Obviously, some good things have been done in the state. I’m hard-pressed, however, to find much of transformative substance to applaud beyond, say, Governor Uduaghan’s schools rehabilitation and remodelling programme (“Rebuilding Our Schools Brick by Brick” (Vanguard, 12 December 2012). Still education in the state is in tatters, as I can testify on the strength of a writing workshop for secondary school students in Warri that I led with support from the International Institute of Education in February last year. The state-owned university ought to be one of the best in Africa, a leading centre of hydro-carbon and marine life research, if nothing else, but it couldn’t be ranked with a good community college (third-tier university) in the United States. I am almost always brought to tears by the desolate condition of its Oleh campus, by the fact that its Law and Engineering faculties remain deservingly disaccredited and is in danger of ceasing to be an institution of learning of any sort very shortly.

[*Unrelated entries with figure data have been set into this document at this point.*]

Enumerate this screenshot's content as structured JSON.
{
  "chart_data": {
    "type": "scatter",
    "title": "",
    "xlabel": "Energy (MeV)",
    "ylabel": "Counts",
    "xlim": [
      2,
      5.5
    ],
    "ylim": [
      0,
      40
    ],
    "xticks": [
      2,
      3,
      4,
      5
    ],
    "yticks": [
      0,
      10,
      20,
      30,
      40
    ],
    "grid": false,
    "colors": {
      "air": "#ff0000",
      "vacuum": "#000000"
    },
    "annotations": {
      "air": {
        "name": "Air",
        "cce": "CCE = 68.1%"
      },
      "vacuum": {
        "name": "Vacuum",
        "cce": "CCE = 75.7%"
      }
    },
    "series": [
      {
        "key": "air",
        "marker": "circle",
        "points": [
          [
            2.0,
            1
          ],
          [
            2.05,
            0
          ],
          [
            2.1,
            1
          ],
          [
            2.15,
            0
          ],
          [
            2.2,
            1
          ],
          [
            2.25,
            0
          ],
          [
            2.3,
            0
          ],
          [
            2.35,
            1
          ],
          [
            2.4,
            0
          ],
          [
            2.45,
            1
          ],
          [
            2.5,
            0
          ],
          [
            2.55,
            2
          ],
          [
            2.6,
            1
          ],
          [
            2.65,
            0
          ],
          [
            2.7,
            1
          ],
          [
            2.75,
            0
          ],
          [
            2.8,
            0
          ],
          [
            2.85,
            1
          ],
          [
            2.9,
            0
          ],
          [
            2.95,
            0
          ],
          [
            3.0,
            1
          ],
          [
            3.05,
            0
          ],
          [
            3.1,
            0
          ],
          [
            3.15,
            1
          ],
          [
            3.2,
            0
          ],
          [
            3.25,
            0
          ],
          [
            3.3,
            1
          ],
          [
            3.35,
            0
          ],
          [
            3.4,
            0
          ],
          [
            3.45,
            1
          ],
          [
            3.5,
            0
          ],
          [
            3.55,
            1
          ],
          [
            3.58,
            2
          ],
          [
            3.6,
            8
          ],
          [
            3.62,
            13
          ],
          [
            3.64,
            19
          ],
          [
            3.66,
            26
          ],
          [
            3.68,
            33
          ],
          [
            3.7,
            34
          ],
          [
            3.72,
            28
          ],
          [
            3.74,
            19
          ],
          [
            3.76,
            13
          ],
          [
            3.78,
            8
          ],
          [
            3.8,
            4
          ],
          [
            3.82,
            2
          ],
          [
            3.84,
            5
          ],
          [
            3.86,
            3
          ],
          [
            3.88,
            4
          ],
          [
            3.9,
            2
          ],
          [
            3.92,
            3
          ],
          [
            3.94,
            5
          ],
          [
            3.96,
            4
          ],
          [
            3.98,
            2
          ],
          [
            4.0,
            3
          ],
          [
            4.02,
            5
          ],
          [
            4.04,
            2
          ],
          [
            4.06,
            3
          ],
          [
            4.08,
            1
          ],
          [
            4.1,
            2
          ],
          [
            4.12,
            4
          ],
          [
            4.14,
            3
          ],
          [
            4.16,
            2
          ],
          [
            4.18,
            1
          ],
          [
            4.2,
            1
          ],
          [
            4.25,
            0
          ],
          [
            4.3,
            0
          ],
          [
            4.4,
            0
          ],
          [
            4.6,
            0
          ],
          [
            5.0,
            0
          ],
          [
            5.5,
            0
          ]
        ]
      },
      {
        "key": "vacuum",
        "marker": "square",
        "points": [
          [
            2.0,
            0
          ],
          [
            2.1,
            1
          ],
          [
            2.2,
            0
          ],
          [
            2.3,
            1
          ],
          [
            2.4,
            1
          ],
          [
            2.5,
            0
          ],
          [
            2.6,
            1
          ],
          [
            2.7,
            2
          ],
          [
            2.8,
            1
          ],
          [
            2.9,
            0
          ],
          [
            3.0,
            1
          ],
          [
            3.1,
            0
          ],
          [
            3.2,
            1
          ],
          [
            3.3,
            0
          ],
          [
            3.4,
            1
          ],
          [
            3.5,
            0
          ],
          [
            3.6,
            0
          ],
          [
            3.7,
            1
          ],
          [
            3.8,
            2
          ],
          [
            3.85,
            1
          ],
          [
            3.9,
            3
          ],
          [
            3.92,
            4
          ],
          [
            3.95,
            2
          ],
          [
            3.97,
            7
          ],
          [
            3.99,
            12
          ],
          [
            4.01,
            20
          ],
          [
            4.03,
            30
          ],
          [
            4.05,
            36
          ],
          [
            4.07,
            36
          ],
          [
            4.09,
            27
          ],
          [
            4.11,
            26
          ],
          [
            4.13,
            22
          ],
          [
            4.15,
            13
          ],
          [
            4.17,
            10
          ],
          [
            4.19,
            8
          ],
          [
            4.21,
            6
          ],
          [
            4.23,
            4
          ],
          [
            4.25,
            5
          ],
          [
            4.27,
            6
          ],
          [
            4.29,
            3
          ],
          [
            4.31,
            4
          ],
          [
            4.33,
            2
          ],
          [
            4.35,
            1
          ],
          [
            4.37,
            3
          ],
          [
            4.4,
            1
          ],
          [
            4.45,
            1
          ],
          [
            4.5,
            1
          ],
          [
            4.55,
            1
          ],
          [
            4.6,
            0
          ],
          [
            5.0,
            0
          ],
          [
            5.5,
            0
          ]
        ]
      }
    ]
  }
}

But back to the point.  The spirit of oppositional politics which militates against stagnation is sorely needed in Delta State. The personalities that have held the state in thrall since inception, but in particular in the last sixteen years, have nothing more to offer. Their governing clique is too bound to the past and compromised, has grown too incestuous, to inspire hope. The most that can be said for it is that it has tried its best and that has not been good enough for the oil state of Delta. The change desperately needed to give Delta a new lease of life, to lift its people out of the gloom, despondency and poverty that wraps them like a cloud, requires new ideas and can only come from outside the vicious circle of the PDP’s freewheeling I-don’t-give-a-damn philosophy. Simply put, it is time Deltans embraced change for a renewal of their best dreams. Else, their state’s 50th anniversary will be as dismal, as bereft of cheer, as the 25th.